Additional to the existing five variations of the versatile Vitara are Safari-badged versions that major on personalising the car’s already well-balanced styling.
Reflecting the Vitara’s slant for outdoor leisure and lifestyle activities, the Safari package adds an extra level of distinction with a prominent smoked coloured bonnet protector, black front bezels around the lower front bumper, black lower side body mouldings, handy roof racks and Safari side graphics.
In keeping with the practical aspects of the 5-door Suzuki, a useful rear cargo tray is also included in the upgrade.
The package is extremely good value, adding just $700 to the recommended retail price of all Vitara models. At JLX specification level, with the 1.6 litre VVT engine and manual gearbox, the Vitara Safari is $28,690, rising to $30,690 with the optional six-stage automatic transmission.
Add the all-wheel-drive ALLGRIP function and the JLX Safari automatic is $34,690, plus on-road costs, while the more powerful 1.4 litre BoosterJet turbocharged automatic Safari in two-wheel-drive also lists at $34,690. The range topping turbo-engined automatic ALLGRIP Vitara Safari is $38,690.
A contrasting black painted roofline on the Turbo models is an $800 option available on all bar the models finished in Cool White Pearl.
Suzuki New Zealand expects about 60 percent of Vitara sales during the next few months will be Safari versions, but supply will be limited to the number of kits available.
Gary Collins, General Manager of Marketing for Suzuki New Zealand, said that with the modern styling, fuel efficiency, spec levels, and the option of all-wheel-drive, Vitara clearly sells to a younger audience than most SUVs. “Our customers buy Vitaras because they want to make the most out of life and the addition of the Safari accessory packs allows them to do just that,” he said.
Introduced in the late 1980s, the first generation Vitara was a trendsetter, heralding a new breed of small, affordable Sport Utility Vehicles (SUVs). The current model was four years in development and is built in Suzuki’s high technology Esztergom plant in Hungary. Founded in 1991, and now Suzuki’s third largest production facility, the Hungarian plant was converted to large-scale automation and robotisation in 2016 and has 770 robots working across the build and assembly process.
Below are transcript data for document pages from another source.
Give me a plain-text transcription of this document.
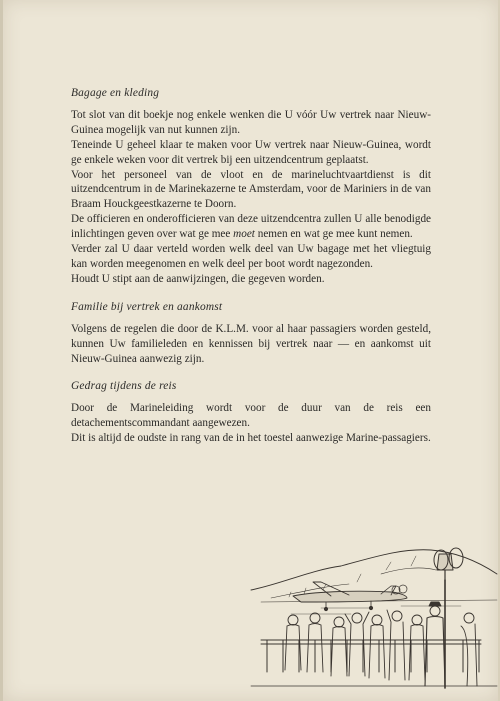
Bagage en kleding

Tot slot van dit boekje nog enkele wenken die U vóór Uw vertrek naar Nieuw-Guinea mogelijk van nut kunnen zijn.

Teneinde U geheel klaar te maken voor Uw vertrek naar Nieuw-Guinea, wordt ge enkele weken voor dit vertrek bij een uitzendcentrum geplaatst.

Voor het personeel van de vloot en de marineluchtvaartdienst is dit uitzendcentrum in de Marinekazerne te Amsterdam, voor de Mariniers in de van Braam Houckgeestkazerne te Doorn.

De officieren en onderofficieren van deze uitzendcentra zullen U alle benodigde inlichtingen geven over wat ge mee moet nemen en wat ge mee kunt nemen.

Verder zal U daar verteld worden welk deel van Uw bagage met het vliegtuig kan worden meegenomen en welk deel per boot wordt nagezonden.

Houdt U stipt aan de aanwijzingen, die gegeven worden.

Familie bij vertrek en aankomst

Volgens de regelen die door de K.L.M. voor al haar passagiers worden gesteld, kunnen Uw familieleden en kennissen bij vertrek naar — en aankomst uit Nieuw-Guinea aanwezig zijn.

Gedrag tijdens de reis

Door de Marineleiding wordt voor de duur van de reis een detachementscommandant aangewezen.

Dit is altijd de oudste in rang van de in het toestel aanwezige Marine-passagiers.
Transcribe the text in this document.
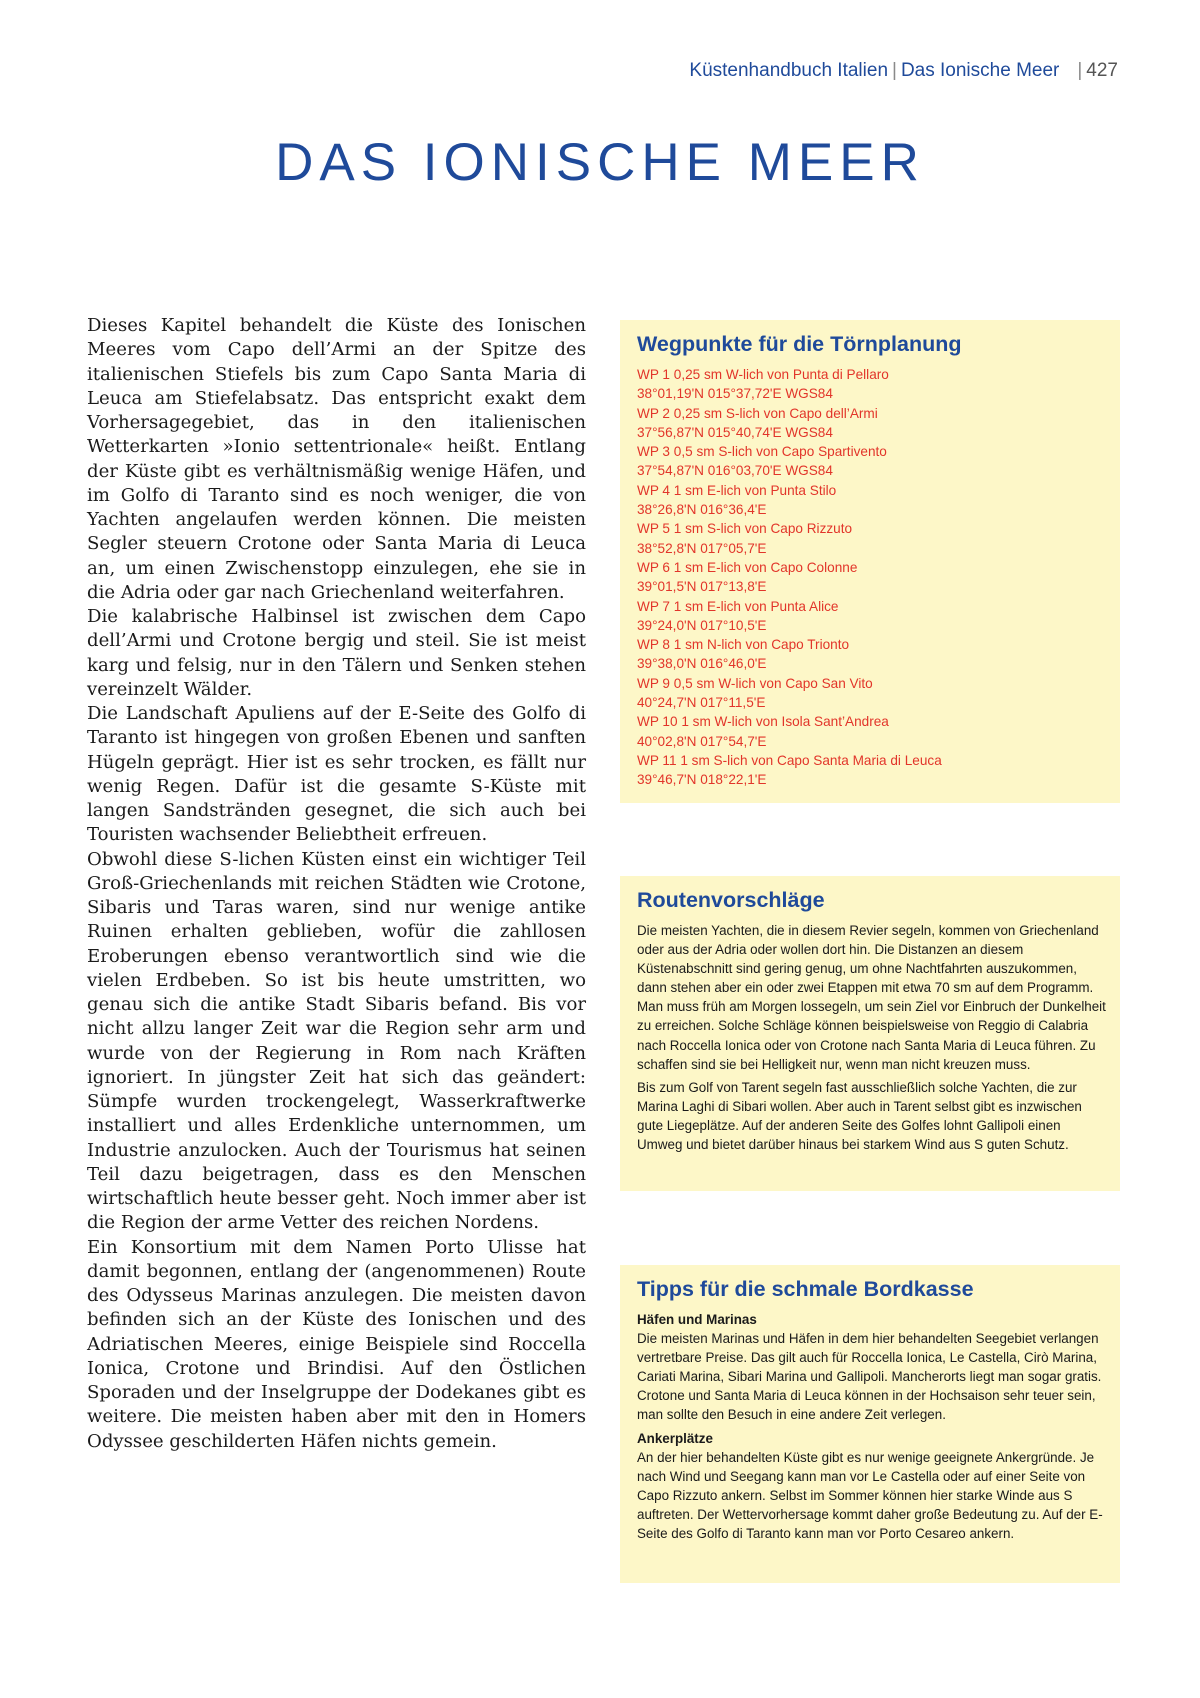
Küstenhandbuch Italien | Das Ionische Meer | 427
DAS IONISCHE MEER

Dieses Kapitel behandelt die Küste des Ionischen Meeres vom Capo dell’Armi an der Spitze des italienischen Stiefels bis zum Capo Santa Maria di Leuca am Stiefelabsatz. Das entspricht exakt dem Vorhersagegebiet, das in den italienischen Wetterkarten »Ionio settentrionale« heißt. Entlang der Küste gibt es verhältnismäßig wenige Häfen, und im Golfo di Taranto sind es noch weniger, die von Yachten angelaufen werden können. Die meisten Segler steuern Crotone oder Santa Maria di Leuca an, um einen Zwischenstopp einzulegen, ehe sie in die Adria oder gar nach Griechenland weiterfahren.

Die kalabrische Halbinsel ist zwischen dem Capo dell’Armi und Crotone bergig und steil. Sie ist meist karg und felsig, nur in den Tälern und Senken stehen vereinzelt Wälder.

Die Landschaft Apuliens auf der E-Seite des Golfo di Taranto ist hingegen von großen Ebenen und sanften Hügeln geprägt. Hier ist es sehr trocken, es fällt nur wenig Regen. Dafür ist die gesamte S-Küste mit langen Sandstränden gesegnet, die sich auch bei Touristen wachsender Beliebtheit erfreuen.

Obwohl diese S-lichen Küsten einst ein wichtiger Teil Groß-Griechenlands mit reichen Städten wie Crotone, Sibaris und Taras waren, sind nur wenige antike Ruinen erhalten geblieben, wofür die zahllosen Eroberungen ebenso verantwortlich sind wie die vielen Erdbeben. So ist bis heute umstritten, wo genau sich die antike Stadt Sibaris befand. Bis vor nicht allzu langer Zeit war die Region sehr arm und wurde von der Regierung in Rom nach Kräften ignoriert. In jüngster Zeit hat sich das geändert: Sümpfe wurden trockengelegt, Wasserkraftwerke installiert und alles Erdenkliche unternommen, um Industrie anzulocken. Auch der Tourismus hat seinen Teil dazu beigetragen, dass es den Menschen wirtschaftlich heute besser geht. Noch immer aber ist die Region der arme Vetter des reichen Nordens.

Ein Konsortium mit dem Namen Porto Ulisse hat damit begonnen, entlang der (angenommenen) Route des Odysseus Marinas anzulegen. Die meisten davon befinden sich an der Küste des Ionischen und des Adriatischen Meeres, einige Beispiele sind Roccella Ionica, Crotone und Brindisi. Auf den Östlichen Sporaden und der Inselgruppe der Dodekanes gibt es weitere. Die meisten haben aber mit den in Homers Odyssee geschilderten Häfen nichts gemein.

Wegpunkte für die Törnplanung
WP 1 0,25 sm W-lich von Punta di Pellaro
38°01,19'N 015°37,72'E WGS84
WP 2 0,25 sm S-lich von Capo dell’Armi
37°56,87'N 015°40,74'E WGS84
WP 3 0,5 sm S-lich von Capo Spartivento
37°54,87'N 016°03,70'E WGS84
WP 4 1 sm E-lich von Punta Stilo
38°26,8'N 016°36,4'E
WP 5 1 sm S-lich von Capo Rizzuto
38°52,8'N 017°05,7'E
WP 6 1 sm E-lich von Capo Colonne
39°01,5'N 017°13,8'E
WP 7 1 sm E-lich von Punta Alice
39°24,0'N 017°10,5'E
WP 8 1 sm N-lich von Capo Trionto
39°38,0'N 016°46,0'E
WP 9 0,5 sm W-lich von Capo San Vito
40°24,7'N 017°11,5'E
WP 10 1 sm W-lich von Isola Sant’Andrea
40°02,8'N 017°54,7'E
WP 11 1 sm S-lich von Capo Santa Maria di Leuca
39°46,7'N 018°22,1'E
Routenvorschläge

Die meisten Yachten, die in diesem Revier segeln, kommen von Griechenland oder aus der Adria oder wollen dort hin. Die Distanzen an diesem Küstenabschnitt sind gering genug, um ohne Nachtfahrten auszukommen, dann stehen aber ein oder zwei Etappen mit etwa 70 sm auf dem Programm. Man muss früh am Morgen lossegeln, um sein Ziel vor Einbruch der Dunkelheit zu erreichen. Solche Schläge können beispielsweise von Reggio di Calabria nach Roccella Ionica oder von Crotone nach Santa Maria di Leuca führen. Zu schaffen sind sie bei Helligkeit nur, wenn man nicht kreuzen muss.

Bis zum Golf von Tarent segeln fast ausschließlich solche Yachten, die zur Marina Laghi di Sibari wollen. Aber auch in Tarent selbst gibt es inzwischen gute Liegeplätze. Auf der anderen Seite des Golfes lohnt Gallipoli einen Umweg und bietet darüber hinaus bei starkem Wind aus S guten Schutz.

Tipps für die schmale Bordkasse

Häfen und Marinas

Die meisten Marinas und Häfen in dem hier behandelten Seegebiet verlangen vertretbare Preise. Das gilt auch für Roccella Ionica, Le Castella, Cirò Marina, Cariati Marina, Sibari Marina und Gallipoli. Mancherorts liegt man sogar gratis. Crotone und Santa Maria di Leuca können in der Hochsaison sehr teuer sein, man sollte den Besuch in eine andere Zeit verlegen.

Ankerplätze

An der hier behandelten Küste gibt es nur wenige geeignete Ankergründe. Je nach Wind und Seegang kann man vor Le Castella oder auf einer Seite von Capo Rizzuto ankern. Selbst im Sommer können hier starke Winde aus S auftreten. Der Wettervorhersage kommt daher große Bedeutung zu. Auf der E-Seite des Golfo di Taranto kann man vor Porto Cesareo ankern.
With more than 3.7 million sold in 191 countries over three decades, and underpinned by Suzuki’s unimpeachable reputation for reliability, the Vitara is regarded as one of the best value crossover SUVs in New Zealand. The strong body design incorporates a grille that lines up perfectly with the headlights, while the clamshell bonnet and side bonnet garnishes are hallmarks of earlier generation Vitaras.
The 5 Star ANCAP safety rated Vitara has a strong TECT high tensile steel body structure, seven airbags, reversing camera, keyless start, and entry, and hill-hold assist while turbo versions add dual sensor brake support, adaptive cruise control, lane departure warning, weaving alert, blind-spot monitoring, and rear cross-traffic alert.
The responsive and economical 103 kW, long-stroke, direct injection BoosterJet engine in the Turbo models packs strong, effortless performance from as low as 1,500 rpm.
Four driving modes – Auto, Sport, Snow, and Lock – are incorporated in the electronically controlled ALLGRIP all-wheel-drive system which are selected via a simple push-and-turn dial control offering the most appropriate driving style, depending on road surfaces or conditions.
In the most used default Auto setting, the viscous-coupled ALLGRIP system switches between front and all-wheel-drive via a propeller shaft and an extra rear differential, at the onset of front wheel spin. The Lock setting feeds power evenly between the front and rear wheels.
Sport mode maximises the use of 4WD in accordance with accelerator inputs, optimising engine response at low to mid-range engine speeds.
The part-time four-wheel-drive positions a transfer case between the driveshafts running from the front and rear differentials, and uses it to switch between 2WD and 4WD as required. When in 4WD the system directly connects the front and rear wheels, making it possible to distribute engine power to all four wheels evenly and without loss.